I was surprised when Mia ordered Chicken Parmesan; she said “what’s not to like? fried chicken and pasta!” — typical Mia.
Chicken Parmigiana is an American revamp of a classic dish from southern Italy based on eggplant and usually made by breading and frying chicken breast, covering with sauce and cheese and baking in the oven. While I have made Chicken Parmesan through the years, I never really liked it left-over, and needed a new approach! I needed to find a way to make this a part of a healthy, week-night dinner and give it legs.

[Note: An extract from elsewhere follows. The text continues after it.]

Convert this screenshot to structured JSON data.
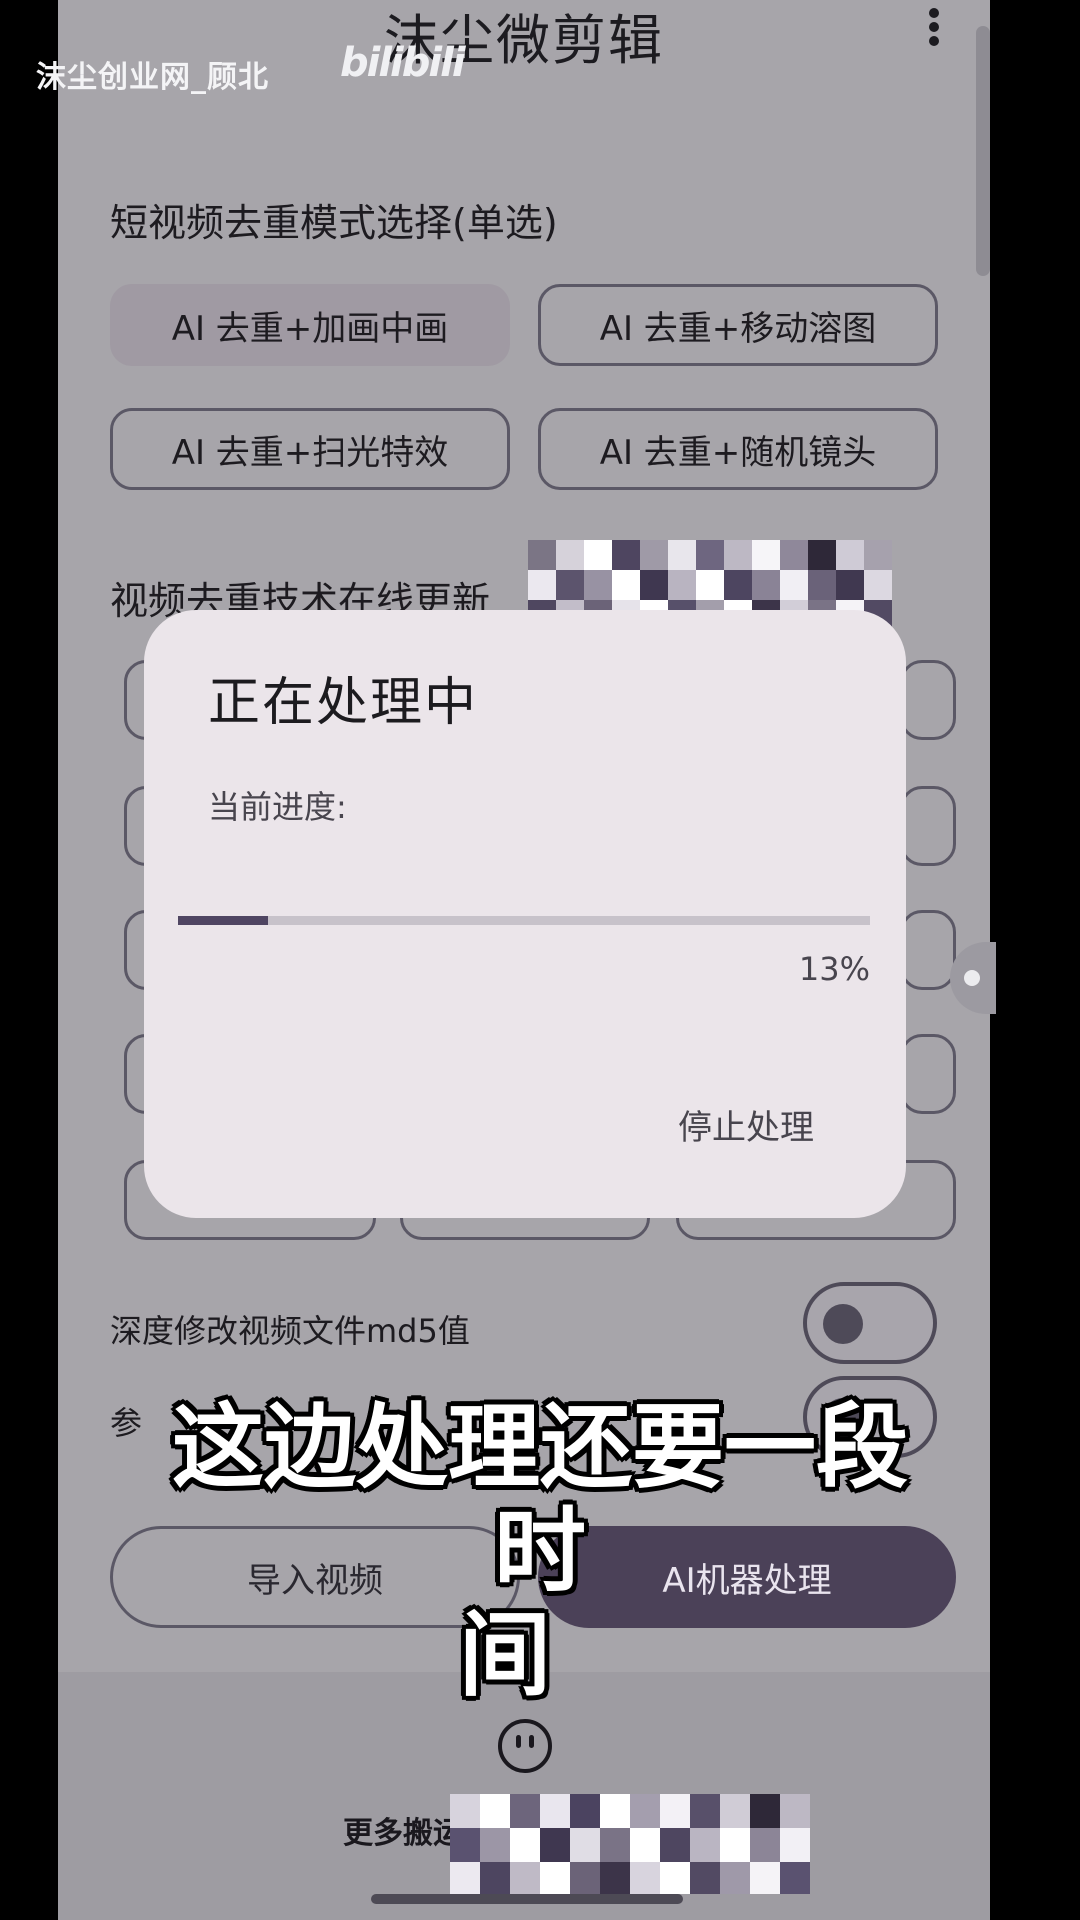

This approach to Chicken Parmesan is quick and easy to prepare and deliciously healthy. Considering this was 28 minutes to the table and that included enough chicken for sandwiches for the next two days this was a real winner!
Now, for the Rachel Ray part — for the chicken I shopped at my local carniceria and purchased Pechuga sin Hueso which is a typical boneless, skinless chicken breast at a Mexican market. If you do not have Pechuga sin Hueso in your fridge then you will need to use regular boneless, skinless chicken breast, cut and pound to 1/2 inch thickness. (This will add a bit to the preparation time.)

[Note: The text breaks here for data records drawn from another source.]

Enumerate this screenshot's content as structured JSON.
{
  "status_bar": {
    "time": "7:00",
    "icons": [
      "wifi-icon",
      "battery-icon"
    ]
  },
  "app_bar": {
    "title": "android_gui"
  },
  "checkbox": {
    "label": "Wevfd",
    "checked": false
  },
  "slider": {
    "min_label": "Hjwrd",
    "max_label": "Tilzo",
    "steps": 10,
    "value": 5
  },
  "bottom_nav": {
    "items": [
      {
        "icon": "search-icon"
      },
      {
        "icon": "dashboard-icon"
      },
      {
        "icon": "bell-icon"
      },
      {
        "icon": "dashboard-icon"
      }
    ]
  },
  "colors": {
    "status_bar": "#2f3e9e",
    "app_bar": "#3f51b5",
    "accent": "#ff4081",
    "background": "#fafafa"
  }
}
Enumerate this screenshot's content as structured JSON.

Chicken Parmesan in a Hurry Recipe Ingredients
Sauce
- 1 (28 ounce) can Crushed Tomatoes
- 1 small Onion
- 2 cloves Garlic
- 1 teaspoon Black Pepper
- 3 tablespoons Fresh Basil Leaves or 1 tablespoon dried
- 1/2 teaspoon Red Pepper Flakes
- 1 tablespoon Fresh Oregano Leaves or 1 teaspoon dried
- 1 tablespoon White Sugar
- Salt to taste
Chicken Cutlets
- 1/2 pound Boneless Skinless Chicken Breast filet
- 1/2 cup All-Purpose Flour
- 2 large Eggs, well beaten
- 1/2 cup Milk
- 2 cups Homemade Bread Crumbs (un-seasoned purchased are fine)
- 3/4 cup Grated Parmesan Cheese
- 1/2 cup plus 1 tablespoon Olive Oil, Virgin ok but I use Extra Virgin
- 1/2 pound Spaghettini or Thin Spaghetti
- 2 teaspoons Italian Seasoning
Method
Place a large pot of water on stove, cover and bring to a boil.
Start the Sauce
Place 1 tablespoon olive oil in a saucepan; dice the onion and crush the garlic and place in pan, covered over medium heat. Allow to cook until tender but do not brown.
While onions are cooking; place flour in a shallow bowl. In a second bowl, beat egg and milk together; place bread crumbs, Italian Seasoning and 1/2 cup Parmesan cheese in a third bowl and mix together.
Once the onions and garlic are tender; add tomatoes, basil, black pepper, red pepper flakes and oregano to saucepan with onions; cover and allow to simmer.
Place remainder of olive oil in a skillet and heat over medium heat.
Dredge the Chicken
Note – When 1/2 chicken is cooked, place the Spaghetti in pot of boiling water
Assuming cutlets are prepared – dredge chicken cutlets in flour, then egg wash, then dredge in bread crumb mixture. As cutlets are breaded, place into hot oil and cook until crispy and golden brown, turn and complete cooking on other side. As cutlets are complete, stack on a plate and keep warm in the oven until ready to serve.
Once the cutlets are cooked; Taste sauce and adjust seasonings. Drain spaghetti and place a serving on each dinner plate. Cover spaghetti with sauce and place some sauce on plate next to pasta, place a serving of chicken on sauce. Garnish plate with additional Parmesan Cheese. Bellisimo!